Les situations précaires ont ceci de bon qu’elles laissent aux idées nouvelles la chance de s’exprimer. Je n’avais rien à perdre. J’avais aussi commencé mon premier récit, et j’espérais qu’un changement de paysage et l’air marin m’aideraient à l’aboutir. Et maintenant que l’idée de voyager en autostop m’avait traversé l’esprit, j’étais aussi curieux de découvrir les profils des personnes qui prendraient un autostoppeur.

Il existe un Wikipédia des auto-stoppeurs, et c’était là que, pour la destination que je m’étais choisi, je trouvai mon point de départ : rond-point du Petit Clamart. Equipé d’une ardoise sur laquelle j’avais inscrit une première ville étape, je me plaçai sur la surélévation en béton qui longeait le rond-point. Protégé du soleil par une structure sur laquelle s’étalait une voie rapide, j’attendis là plus de deux heures. Assez longtemps pour me demander si je ne m’étais pas fait tromper par une vision issue de mon imagination plutôt que d’un rapport éclairé au réel.
Puis une voiture s’arrêta.

Je le découvrirais quand je répéterais l’expérience : sortir des villes est toujours la partie la plus ardue. Une fois sur la route, les prises s’enchaînent, et le temps d’attente devient mineur.

Pour ce qui était des profils de ceux qui prennent des autostoppeurs, je ne pus jamais dresser une règle générale. Certes, il y eut souvent des hommes anciens autostoppeurs qui étaient heureux d’un peu rendre l’aide qu’ils avaient reçu par d’autres, s’étonnant de ne plus voir d’autostoppeurs sur les routes, mais pour le reste, il n’y avait pas de profil type. Jeunes, moins jeunes, hommes, femmes, couple d’artistes, couple de quinquas dans l’existence la plus installée qui soit, mère avec un enfant en bas-âge à l’arrière, retraitée, camionneur, lobbyiste au parlement européen, familles, groupe de copines, étrangers. Pas de règle générale.

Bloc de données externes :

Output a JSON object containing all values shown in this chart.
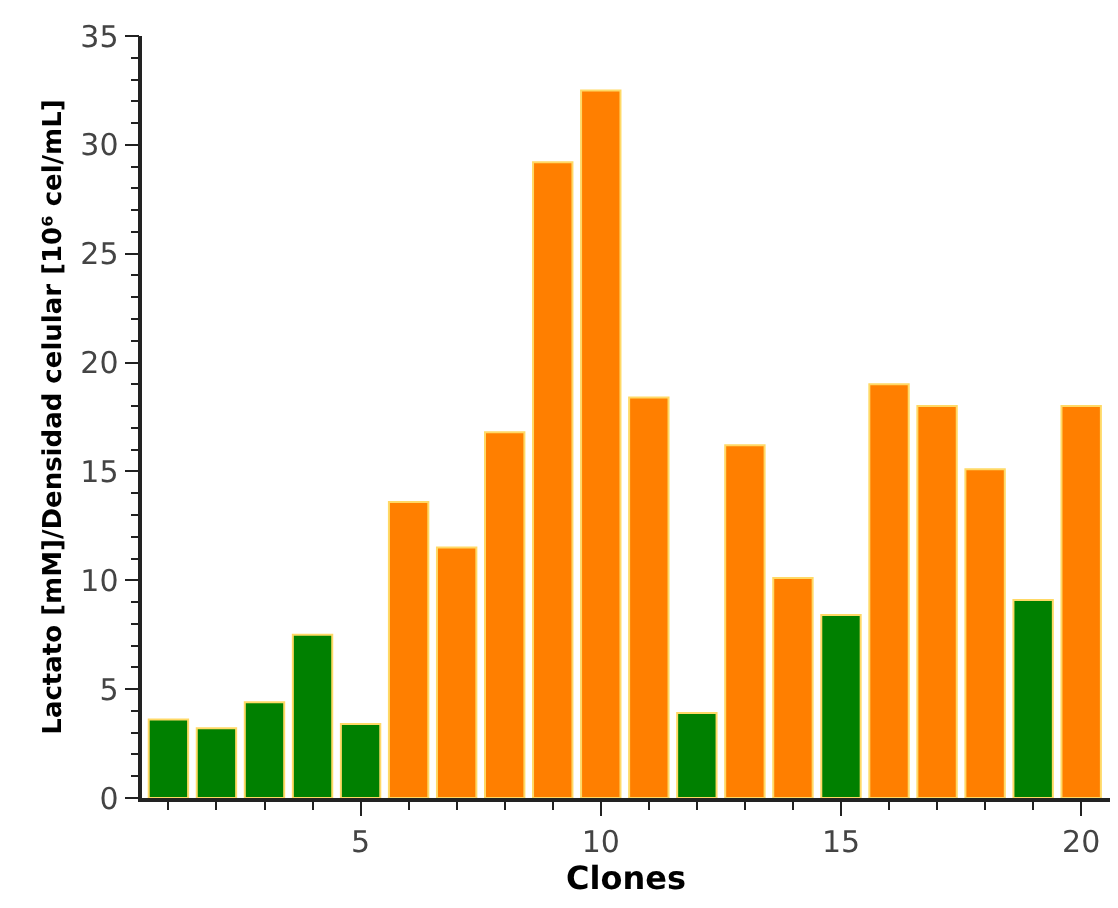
{
  "chart_data": {
    "type": "bar",
    "xlabel": "Clones",
    "ylabel": "Lactato [mM]/Densidad celular [10⁶ cel/mL]",
    "x": [
      1,
      2,
      3,
      4,
      5,
      6,
      7,
      8,
      9,
      10,
      11,
      12,
      13,
      14,
      15,
      16,
      17,
      18,
      19,
      20
    ],
    "values": [
      3.6,
      3.2,
      4.4,
      7.5,
      3.4,
      13.6,
      11.5,
      16.8,
      29.2,
      32.5,
      18.4,
      3.9,
      16.2,
      10.1,
      8.4,
      19.0,
      18.0,
      15.1,
      9.1,
      18.0
    ],
    "colors": [
      "#008000",
      "#008000",
      "#008000",
      "#008000",
      "#008000",
      "#ff7f00",
      "#ff7f00",
      "#ff7f00",
      "#ff7f00",
      "#ff7f00",
      "#ff7f00",
      "#008000",
      "#ff7f00",
      "#ff7f00",
      "#008000",
      "#ff7f00",
      "#ff7f00",
      "#ff7f00",
      "#008000",
      "#ff7f00"
    ],
    "xlim": [
      0.45,
      20.6
    ],
    "ylim": [
      0,
      35
    ],
    "xticks": [
      {
        "value": 1,
        "label": null
      },
      {
        "value": 2,
        "label": null
      },
      {
        "value": 3,
        "label": null
      },
      {
        "value": 4,
        "label": null
      },
      5,
      {
        "value": 6,
        "label": null
      },
      {
        "value": 7,
        "label": null
      },
      {
        "value": 8,
        "label": null
      },
      {
        "value": 9,
        "label": null
      },
      10,
      {
        "value": 11,
        "label": null
      },
      {
        "value": 12,
        "label": null
      },
      {
        "value": 13,
        "label": null
      },
      {
        "value": 14,
        "label": null
      },
      15,
      {
        "value": 16,
        "label": null
      },
      {
        "value": 17,
        "label": null
      },
      {
        "value": 18,
        "label": null
      },
      {
        "value": 19,
        "label": null
      },
      20
    ],
    "yticks": [
      0,
      {
        "value": 1,
        "label": null
      },
      {
        "value": 2,
        "label": null
      },
      {
        "value": 3,
        "label": null
      },
      {
        "value": 4,
        "label": null
      },
      5,
      {
        "value": 6,
        "label": null
      },
      {
        "value": 7,
        "label": null
      },
      {
        "value": 8,
        "label": null
      },
      {
        "value": 9,
        "label": null
      },
      10,
      {
        "value": 11,
        "label": null
      },
      {
        "value": 12,
        "label": null
      },
      {
        "value": 13,
        "label": null
      },
      {
        "value": 14,
        "label": null
      },
      15,
      {
        "value": 16,
        "label": null
      },
      {
        "value": 17,
        "label": null
      },
      {
        "value": 18,
        "label": null
      },
      {
        "value": 19,
        "label": null
      },
      20,
      {
        "value": 21,
        "label": null
      },
      {
        "value": 22,
        "label": null
      },
      {
        "value": 23,
        "label": null
      },
      {
        "value": 24,
        "label": null
      },
      25,
      {
        "value": 26,
        "label": null
      },
      {
        "value": 27,
        "label": null
      },
      {
        "value": 28,
        "label": null
      },
      {
        "value": 29,
        "label": null
      },
      30,
      {
        "value": 31,
        "label": null
      },
      {
        "value": 32,
        "label": null
      },
      {
        "value": 33,
        "label": null
      },
      {
        "value": 34,
        "label": null
      },
      35
    ]
  }
}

Après cette première fois, je continuerais ensuite à faire de l’autostop, parfois moins porté par la nécessité qui m’y avait poussé la première fois, parce qu’avec l’autostop, j’avais découvert un plaisir de jeune homme.

C’était le plaisir, avant de partir vers une destination, d’étudier sur Maps le plan des villes depuis lesquelles je partais ou passerais pour trouver le meilleur endroit d’où partir puis où être déposé pour continuer le voyage. C’était le plaisir de se faire un peu battre par les éléments, un soleil qui brûle ou une pluie qui arrose, tout en restant statique face à eux. C’était le plaisir d’un chemin vers une destination qui s’appréciait mieux que lorsqu’il était fait en train ou en avion. C’était le plaisir de découvrir, sur un temps très court, par les échanges qui avaient lieu dans l’habitacle des voitures, une multitude d’existences qui s’esquissaient. C’était le plaisir de passer d’une ville à une autre en France pour pas un euro, ou presque. C’était le plaisir des réajustements stratégiques, quand l’attente se faisait trop longue, pour aller à un point plus propice en passant par des chemins non battus. C’était le plaisir de se faire détromper dans mes jugements. « Jamais elle ne s’arrêtera elle avec son style de bourgeoise. » me dis-je une fois, seulement pour voir la voiture s’arrêter sur le bas-côté dix mètres plus loin. C’était le plaisir de redouter de passer la nuit dehors, puis de se faire sortir de l’embarras par un inconnu, pour arriver tard dans la nuit à destination. C’était aussi parfois le plaisir, pour lequel j’avais un goût plus modéré, de passer la nuit dehors. C’était le plaisir, lorsque je me rapprochais de ma destination, d’appréhender d’abord un territoire par les locaux qui m’y conduisaient et qui me livraient des tranches d’histoire, de géographie, et me glissaient quelques conseils et tuyaux pour me faciliter la vie une fois que je serais sur place. C’était le plaisir de se mettre en contact avec la bonté des hommes.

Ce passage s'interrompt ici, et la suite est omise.